US 11,816,795 B2
	Photo-video based spatial-temporal volumetric capture system for dynamic 4D human face and body digitization
Kenji Tashiro, San Jose, CA (US); Chuen-Chien Lee, Pleasanton, CA (US); and Qing Zhang, San Jose, CA (US)
Assigned to SONY GROUP CORPORATION, Tokyo (JP)
Appl. No. 17/414,540
Filed by Sony Group Corporation, Tokyo (JP)
PCT Filed Dec. 20, 2019, PCT No. PCT/US2019/068151 § 371(c)(1), (2) Date Jun. 16, 2021, PCT Pub. No. WO2020/132631, PCT Pub. Date Jun. 25, 2020.
Claims priority of provisional application 62/782,862, filed on Dec. 20, 2018.
Claims priority of application No. PCT/US2019/068151 (WO), filed on Dec. 20, 2019.
Prior Publication US 2022/0044478 A1, Feb. 10, 2022
Int. Cl. G06T 17/20 (2006.01); G06V 40/16 (2022.01); G06T 15/04 (2011.01); H04N 23/611 (2023.01); H04N 23/951 (2023.01)

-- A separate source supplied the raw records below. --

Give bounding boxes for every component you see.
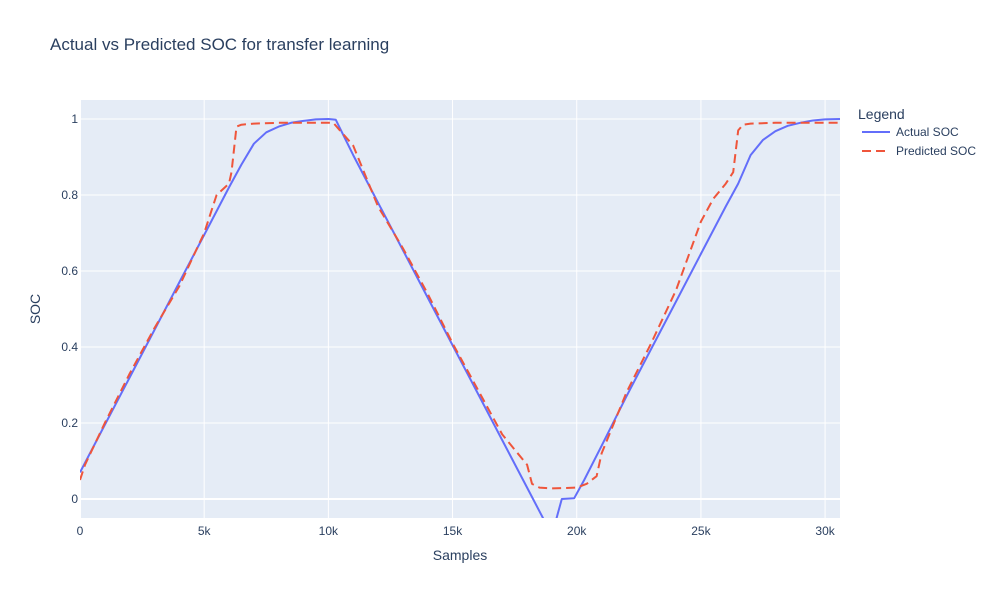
legend-title: Legend xyxy=(858,106,905,122)
plot-background xyxy=(80,100,840,518)
y-tick-label: 0.8 xyxy=(61,188,78,202)
y-tick-label: 0.4 xyxy=(61,340,78,354)
y-tick-label: 0.2 xyxy=(61,416,78,430)
x-tick-label: 10k xyxy=(319,524,339,538)
y-tick-label: 0 xyxy=(71,492,78,506)
x-tick-label: 15k xyxy=(443,524,463,538)
x-tick-label: 20k xyxy=(567,524,587,538)
legend-label: Predicted SOC xyxy=(896,144,976,158)
y-axis-label: SOC xyxy=(27,294,43,324)
series-line-actual-soc xyxy=(80,118,840,518)
x-tick-label: 25k xyxy=(691,524,711,538)
y-tick-label: 1 xyxy=(71,112,78,126)
tick-labels: 0 5k 10k 15k 20k 25k 30k 0 0.2 0.4 0.6 0.8 1 xyxy=(61,112,835,538)
chart-title: Actual vs Predicted SOC for transfer lea… xyxy=(50,35,389,54)
legend[interactable]: Legend Actual SOC Predicted SOC xyxy=(858,106,976,158)
series-line-predicted-soc xyxy=(80,121,840,490)
x-tick-label: 0 xyxy=(77,524,84,538)
series-lines xyxy=(80,118,840,518)
x-tick-label: 30k xyxy=(815,524,835,538)
grid-lines xyxy=(79,100,840,518)
legend-item-predicted-soc[interactable]: Predicted SOC xyxy=(862,144,976,158)
legend-item-actual-soc[interactable]: Actual SOC xyxy=(862,125,959,139)
x-tick-label: 5k xyxy=(198,524,212,538)
y-tick-label: 0.6 xyxy=(61,264,78,278)
legend-label: Actual SOC xyxy=(896,125,959,139)
x-axis-label: Samples xyxy=(433,547,487,563)
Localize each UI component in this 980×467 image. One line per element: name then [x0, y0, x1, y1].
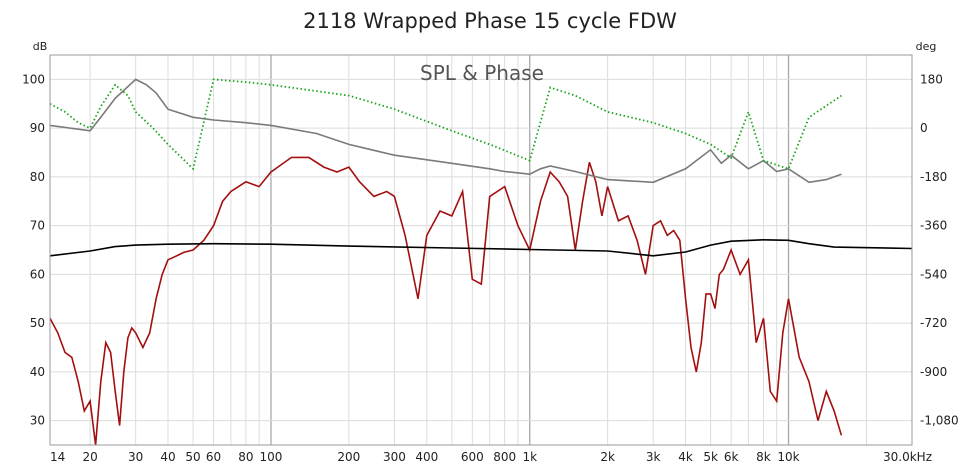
x-tick-label: 5k: [703, 450, 718, 464]
y-left-tick-label: 60: [30, 267, 45, 281]
x-tick-label: 4k: [678, 450, 693, 464]
x-tick-label: 60: [206, 450, 221, 464]
x-tick-label: 2k: [600, 450, 615, 464]
x-tick-label: 400: [415, 450, 438, 464]
series-line: [49, 238, 913, 257]
y-left-tick-label: 70: [30, 219, 45, 233]
y-left-tick-label: 80: [30, 170, 45, 184]
y-left-tick-label: 40: [30, 365, 45, 379]
x-tick-label: 600: [461, 450, 484, 464]
series-line: [49, 78, 842, 184]
y-left-tick-label: 50: [30, 316, 45, 330]
x-tick-label: 20: [82, 450, 97, 464]
x-tick-label: 200: [337, 450, 360, 464]
x-tick-label: 3k: [646, 450, 661, 464]
series-layer: [49, 78, 913, 446]
series-line: [49, 78, 842, 171]
x-tick-label: 50: [185, 450, 200, 464]
x-tick-label: 8k: [756, 450, 771, 464]
x-tick-label: 1k: [522, 450, 537, 464]
tick-labels: 14 20 30 40 50 60 80 100 200 300 400 600 800 1k 2k 3k 4k…: [22, 72, 959, 464]
x-tick-label: 6k: [724, 450, 739, 464]
y-right-tick-label: -720: [920, 316, 947, 330]
x-tick-label: 10k: [777, 450, 799, 464]
y-right-tick-label: -360: [920, 219, 947, 233]
x-tick-label: 14: [50, 450, 65, 464]
y-left-tick-label: 100: [22, 72, 45, 86]
chart-title: 2118 Wrapped Phase 15 cycle FDW: [303, 9, 677, 33]
x-tick-label: 100: [260, 450, 283, 464]
y-right-tick-label: 0: [920, 121, 928, 135]
y-left-unit: dB: [33, 40, 48, 53]
series-line: [49, 156, 843, 446]
x-tick-label: 800: [493, 450, 516, 464]
x-tick-label: 30: [128, 450, 143, 464]
y-right-unit: deg: [916, 40, 937, 53]
x-tick-label: 300: [383, 450, 406, 464]
chart-inner-title: SPL & Phase: [420, 61, 544, 85]
y-left-tick-label: 30: [30, 414, 45, 428]
plot-frame: [49, 54, 913, 446]
x-tick-label: 80: [238, 450, 253, 464]
x-tick-label: 30.0kHz: [883, 450, 932, 464]
y-right-tick-label: -180: [920, 170, 947, 184]
y-right-tick-label: -900: [920, 365, 947, 379]
y-right-tick-label: -540: [920, 267, 947, 281]
y-right-tick-label: -1,080: [920, 414, 959, 428]
x-tick-label: 40: [160, 450, 175, 464]
y-left-tick-label: 90: [30, 121, 45, 135]
y-right-tick-label: 180: [920, 72, 943, 86]
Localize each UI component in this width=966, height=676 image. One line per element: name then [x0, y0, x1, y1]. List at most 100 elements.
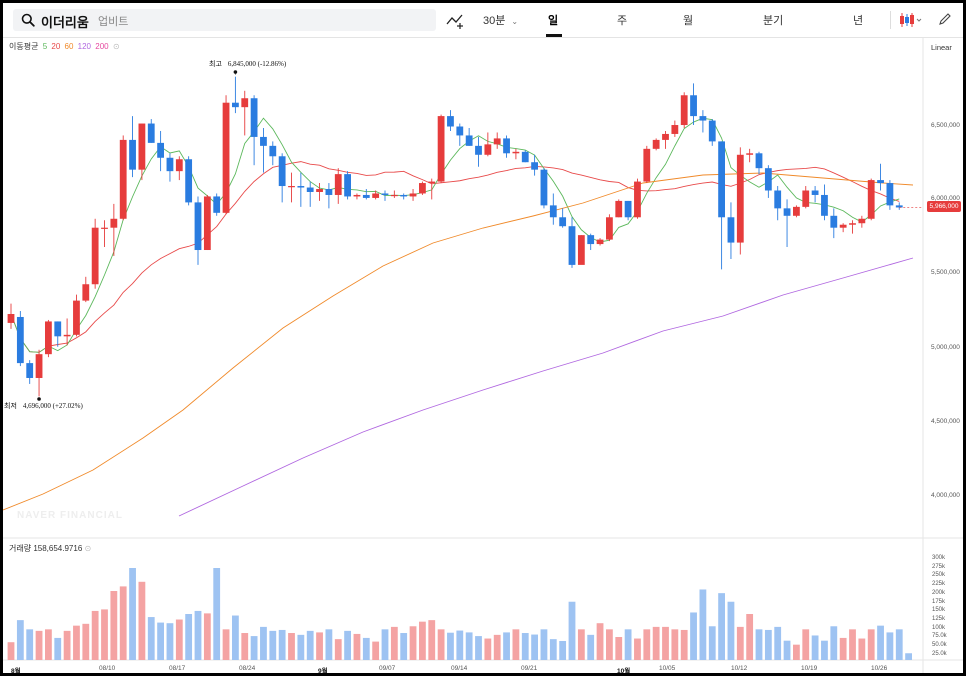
low-annotation: 최저 4,696,000 (+27.02%) [4, 401, 83, 411]
candle-body [400, 194, 408, 197]
candle-body [334, 174, 342, 195]
scale-toggle[interactable]: Linear [931, 43, 952, 52]
chart-window: 이더리움 업비트 30분 ⌄ 일 주 월 분기 년 [3, 3, 963, 673]
x-tick-label: 8월 [11, 668, 21, 673]
volume-bar [662, 626, 669, 660]
candle-body [260, 136, 267, 146]
volume-bar [447, 632, 454, 660]
candle-body [241, 98, 249, 108]
candle-body [821, 194, 828, 216]
tab-day[interactable]: 일 [548, 15, 559, 27]
candle-body [764, 168, 772, 191]
candle-body [699, 116, 707, 121]
volume-bar [484, 638, 492, 660]
high-annotation: 최고 6,845,000 (-12.86%) [209, 59, 286, 69]
candle-body [381, 193, 389, 195]
x-tick-label: 10월 [617, 668, 631, 673]
candle-body [568, 226, 576, 265]
price-chart[interactable] [3, 38, 963, 673]
volume-bar [381, 629, 389, 660]
volume-bar [260, 626, 267, 660]
volume-settings-icon[interactable]: ⊙ [84, 544, 92, 553]
candle-body [475, 145, 482, 155]
x-tick-label: 10/05 [659, 665, 676, 672]
candle-body [877, 180, 884, 184]
volume-bar [830, 626, 838, 660]
y-tick-label: 4,500,000 [931, 418, 960, 425]
x-tick-label: 09/14 [451, 665, 468, 672]
volume-bar [362, 637, 370, 660]
tab-month[interactable]: 월 [683, 15, 694, 27]
volume-bar [877, 625, 884, 660]
volume-tick-label: 300k [932, 555, 946, 561]
volume-bar [895, 629, 903, 660]
candle-body [727, 217, 735, 243]
pencil-icon[interactable] [938, 12, 952, 26]
x-tick-label: 9월 [318, 668, 328, 673]
candle-body [503, 138, 510, 154]
candle-body [447, 116, 454, 127]
volume-bar [222, 629, 230, 660]
volume-bar [73, 625, 80, 660]
volume-bar [400, 633, 408, 660]
legend-ma5: 5 [42, 42, 48, 51]
volume-bar [849, 629, 856, 660]
volume-bar [157, 622, 164, 660]
candle-body [45, 321, 52, 355]
volume-bar [372, 641, 380, 660]
volume-bar [549, 639, 557, 660]
x-tick-label: 09/21 [521, 665, 538, 672]
x-tick-label: 09/07 [379, 665, 396, 672]
candle-body [278, 156, 286, 187]
ma60-line [3, 172, 914, 511]
candle-body [718, 141, 725, 218]
tab-year[interactable]: 년 [853, 15, 864, 27]
candlestick-type-icon[interactable] [899, 12, 923, 28]
volume-bar [232, 615, 239, 660]
moving-average-legend[interactable]: 이동평균 5 20 60 120 200 ⊙ [9, 41, 122, 52]
candle-body [372, 193, 380, 198]
volume-bar [297, 634, 305, 660]
volume-bar [306, 630, 314, 660]
candle-body [428, 181, 436, 184]
volume-tick-label: 75.0k [932, 633, 947, 640]
candle-body [587, 235, 595, 245]
search-box[interactable]: 이더리움 업비트 [13, 9, 436, 31]
symbol-name[interactable]: 이더리움 [41, 15, 89, 30]
toolbar: 이더리움 업비트 30분 ⌄ 일 주 월 분기 년 [3, 3, 963, 38]
candle-body [344, 174, 351, 197]
watermark-text: NAVER FINANCIAL [17, 510, 123, 521]
tab-week[interactable]: 주 [617, 15, 628, 27]
volume-bar [45, 629, 52, 660]
divider [890, 11, 891, 29]
candle-body [325, 189, 333, 195]
volume-bar [587, 634, 595, 660]
volume-bar [634, 638, 641, 660]
volume-bar [437, 629, 445, 660]
current-price-tag: 5,966,000 [927, 201, 961, 212]
candle-body [624, 200, 632, 218]
candle-body [606, 217, 613, 240]
volume-bar [764, 629, 772, 660]
indicator-add-icon[interactable] [445, 10, 465, 30]
candle-body [671, 125, 679, 134]
search-icon[interactable] [21, 13, 35, 27]
legend-settings-icon[interactable]: ⊙ [112, 42, 120, 51]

CPC G06T 17/20 (2013.01) [G06T 15/04 (2013.01); G06V 40/165 (2022.01); G06V 40/171 (2022.01); H04N 23/611 (2023.01); H04N 23/951 (2023.01)]

21 Claims

1. A method comprising:

capturing content using one or more photography cameras and one or more video cameras, wherein capturing the content includes capturing dynamic facial expressions and dynamic body actions with the one or more photography cameras and one or more video cameras;

triggering, with a device, the one or more photography cameras and the one or more video cameras to acquire one or more keyframes; and

generating, with the device, one or more models based on the captured content and the one or more keyframes, wherein the one or more models are used to implement: mesh-tracking based temporal shape super-resolution on a first resolution but a first frame-rate video-based 4D scanned volumetric sequence refined by using 3D scanned second resolution, higher than the first resolution, templates at multiple keyframes, captured by both the one or more photography cameras and the one or more video cameras, for recovering second resolution, higher than the first resolution surface dynamics in an action sequence.